Abstract 2989: Risk of Stroke After Acute Coronary Syndromes In The MIRACL Study Related to Baseline Inflammatory Markers
Objective: Risk factors for subsequent stroke in patients with acute coronary syndromes (ACS) remain poorly defined. This study tested the hypothesis that inflammation relates to the risk of stroke in patients with ACS, and that statin therapy can mitigate this link. Thus, we assessed the relationship between plasma concentrations of C-reactive protein (CRP), serum amyloid A (SAA), and interleukin-6 (IL6) and the risk of stroke over 16 weeks in patients presenting with ACS.
Methods: Inflammatory markers were measured in 2925 of 3086 (95%) subjects in the MIRACL study - a randomized trial of atorvastatin 80mg/d or placebo in subjects presenting with unstable angina or non-Q-wave myocardial infarction (MI). The risk of fatal and non-fatal stroke over 16 weeks was assessed by survival analysis and hazard ratios (HR) per unit increase in log(marker), and by tertiles of each marker by treatment allocation (using the lowest tertile in the atorvastatin group as the reference category).
Results: Fatal and non-fatal stroke occurred in 30 subjects.

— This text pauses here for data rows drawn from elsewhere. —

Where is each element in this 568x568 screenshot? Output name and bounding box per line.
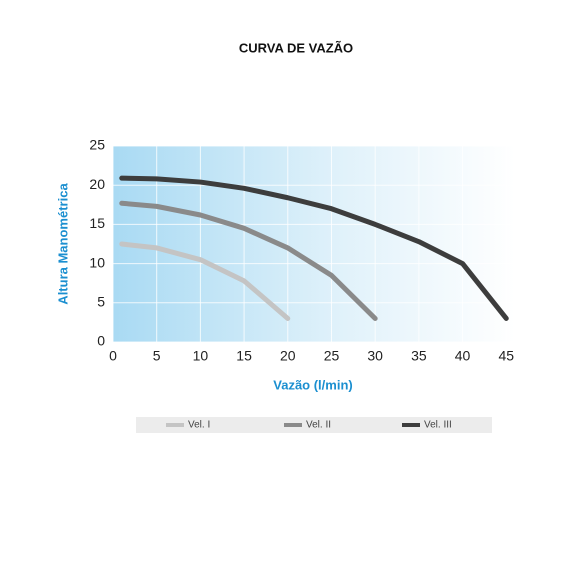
y-tick-label: 15 (89, 215, 105, 231)
y-tick-label: 0 (97, 333, 105, 349)
chart-title: CURVA DE VAZÃO (239, 40, 353, 55)
x-tick-label: 15 (236, 348, 252, 364)
x-tick-label: 40 (455, 348, 471, 364)
x-tick-label: 0 (109, 348, 117, 364)
x-tick-label: 10 (193, 348, 209, 364)
legend (136, 417, 492, 433)
x-tick-label: 35 (411, 348, 427, 364)
legend-label: Vel. II (306, 420, 331, 431)
x-axis-label: Vazão (l/min) (273, 377, 352, 392)
x-tick-label: 5 (153, 348, 161, 364)
legend-label: Vel. III (424, 420, 452, 431)
y-axis-label: Altura Manométrica (55, 183, 70, 305)
line-series (119, 200, 378, 321)
plot-area (113, 146, 515, 342)
line-series (119, 175, 509, 321)
x-tick-label: 30 (367, 348, 383, 364)
x-tick-label: 20 (280, 348, 296, 364)
y-tick-label: 10 (89, 254, 105, 270)
legend-label: Vel. I (188, 420, 210, 431)
x-tick-label: 25 (324, 348, 340, 364)
line-series (119, 241, 291, 321)
x-tick-label: 45 (498, 348, 514, 364)
y-tick-label: 20 (89, 176, 105, 192)
y-tick-label: 25 (89, 137, 105, 153)
y-tick-label: 5 (97, 294, 105, 310)
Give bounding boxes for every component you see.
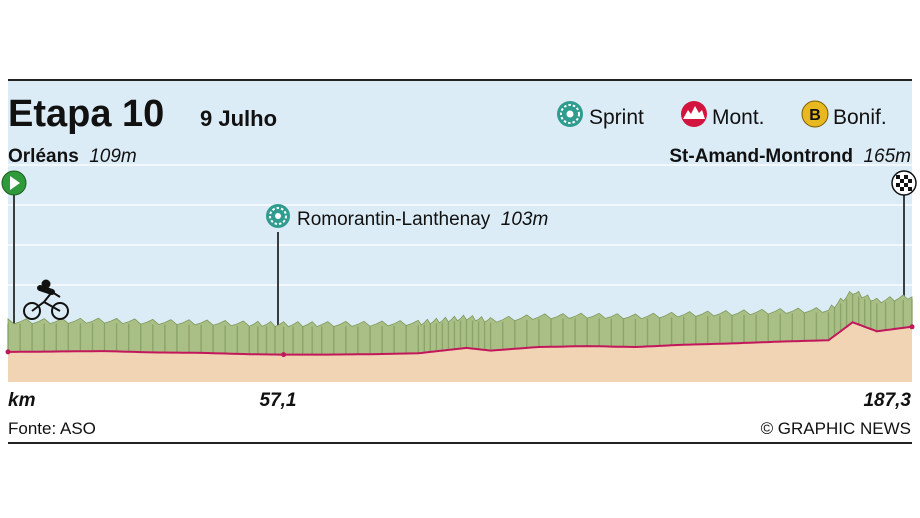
intermediate-sprint-icon (266, 204, 290, 228)
sprint-km-label: 57,1 (260, 390, 297, 411)
terrain-profile (5, 290, 915, 382)
legend-bonus-label: Bonif. (833, 106, 887, 129)
finish-label: St-Amand-Montrond 165m (669, 146, 911, 167)
poi-point-sprint (281, 352, 287, 358)
start-flag-icon (1, 170, 27, 196)
legend-sprint-label: Sprint (589, 106, 644, 129)
terrain-ground (8, 322, 912, 382)
source-note: Fonte: ASO (8, 419, 96, 438)
credit-note: © GRAPHIC NEWS (761, 419, 911, 438)
legend-mountain-label: Mont. (712, 106, 765, 129)
sprint-point-label: Romorantin-Lanthenay 103m (297, 209, 548, 230)
sprint-city: Romorantin-Lanthenay (297, 209, 491, 230)
bonus-icon: B (801, 100, 829, 128)
finish-km-label: 187,3 (863, 390, 911, 411)
stage-title: Etapa 10 (8, 93, 164, 135)
start-label: Orléans 109m (8, 146, 137, 167)
poi-point-finish (909, 324, 915, 330)
legend: Sprint Mont. B Bonif. (557, 100, 887, 129)
finish-altitude: 165m (863, 146, 911, 167)
sprint-altitude: 103m (501, 209, 549, 230)
start-altitude: 109m (89, 146, 137, 167)
cyclist-icon (23, 279, 69, 320)
mountain-icon (681, 101, 707, 127)
sprint-icon (557, 101, 583, 127)
finish-city: St-Amand-Montrond (669, 146, 853, 167)
stage-date: 9 Julho (200, 106, 277, 131)
bonus-badge-letter: B (809, 107, 821, 124)
axis-unit: km (8, 390, 36, 411)
altitude-line (8, 321, 913, 356)
start-city: Orléans (8, 146, 79, 167)
finish-flag-icon (891, 170, 917, 196)
sky-gridlines (8, 164, 912, 286)
poi-point-start (5, 349, 11, 355)
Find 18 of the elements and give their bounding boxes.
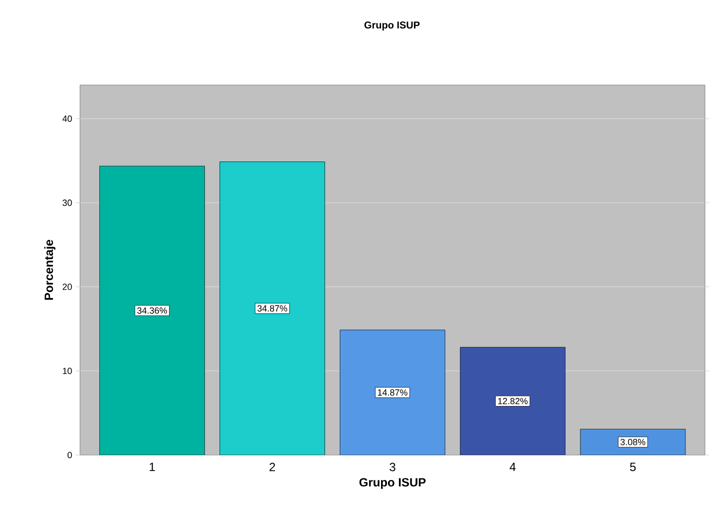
data-label: 34.87% [257,305,288,312]
y-axis-title: Porcentaje [44,240,56,300]
data-label: 14.87% [378,389,408,396]
y-tick-label: 40 [62,115,72,122]
x-tick-label: 2 [270,462,276,472]
x-tick-label: 5 [630,462,636,472]
data-label: 34.36% [137,307,167,314]
y-tick-label: 30 [62,200,72,206]
data-label: 3.08% [620,438,646,446]
x-tick-label: 3 [390,462,396,472]
x-axis-title: Grupo ISUP [359,478,426,489]
x-tick-label: 4 [510,462,516,471]
y-tick-label: 20 [62,284,72,290]
chart-title: Grupo ISUP [364,21,420,30]
data-label: 12.82% [498,398,528,404]
y-tick-label: 10 [62,368,72,374]
x-tick-label: 1 [150,462,155,471]
y-tick-label: 0 [68,452,72,458]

The risk of stroke during the 16 weeks after presentation was related to baseline CRP (HR = 1.58, p = 0.03), and to a lesser extent SAA (HR = 1.40, p = 0.06), but not IL6 (HR = 1.29, p = 0.16). These relationships were most evident in the placebo group (HRs: CRP = 1.84, p = 0.15, SAA = 1.77, p = 0.01, IL6 = 1.53, p = 0.06) and absent in the atorvastatin group (HRs: CRP = 1.14, p = 0.7, SAA = 0.83, p = 0.6, IL6 = 0.93, p = 0.8), although the power to find interaction effects was low (p-value for interaction effect: treatment-by-CRP = 0.4, treatment-by-SAA = 0.1, treatment-by-IL6 = 0.3). Analysis by tertiles of markers showed larger HRs for the highest tertile of markers in the placebo versus atorvastatin groups (HRs for CRP = 5.44 vs 1.51, SAA = 3.61 vs 0.58, IL6 = 3.33 vs 0.22).
Conclusions: Baseline inflammatory markers were related to fatal and non-fatal stroke in the 16 weeks after an acute coronary syndrome in the MIRACL study. These results suggest that inflammation contributes to the occurrence of stroke shortly after acute coronary syndromes. Atorvastatin attenuated the risk of stroke associated with high levels of baseline markers, providing evidence that links the anti-inflammatory effects of statins to stroke prevention after ACS.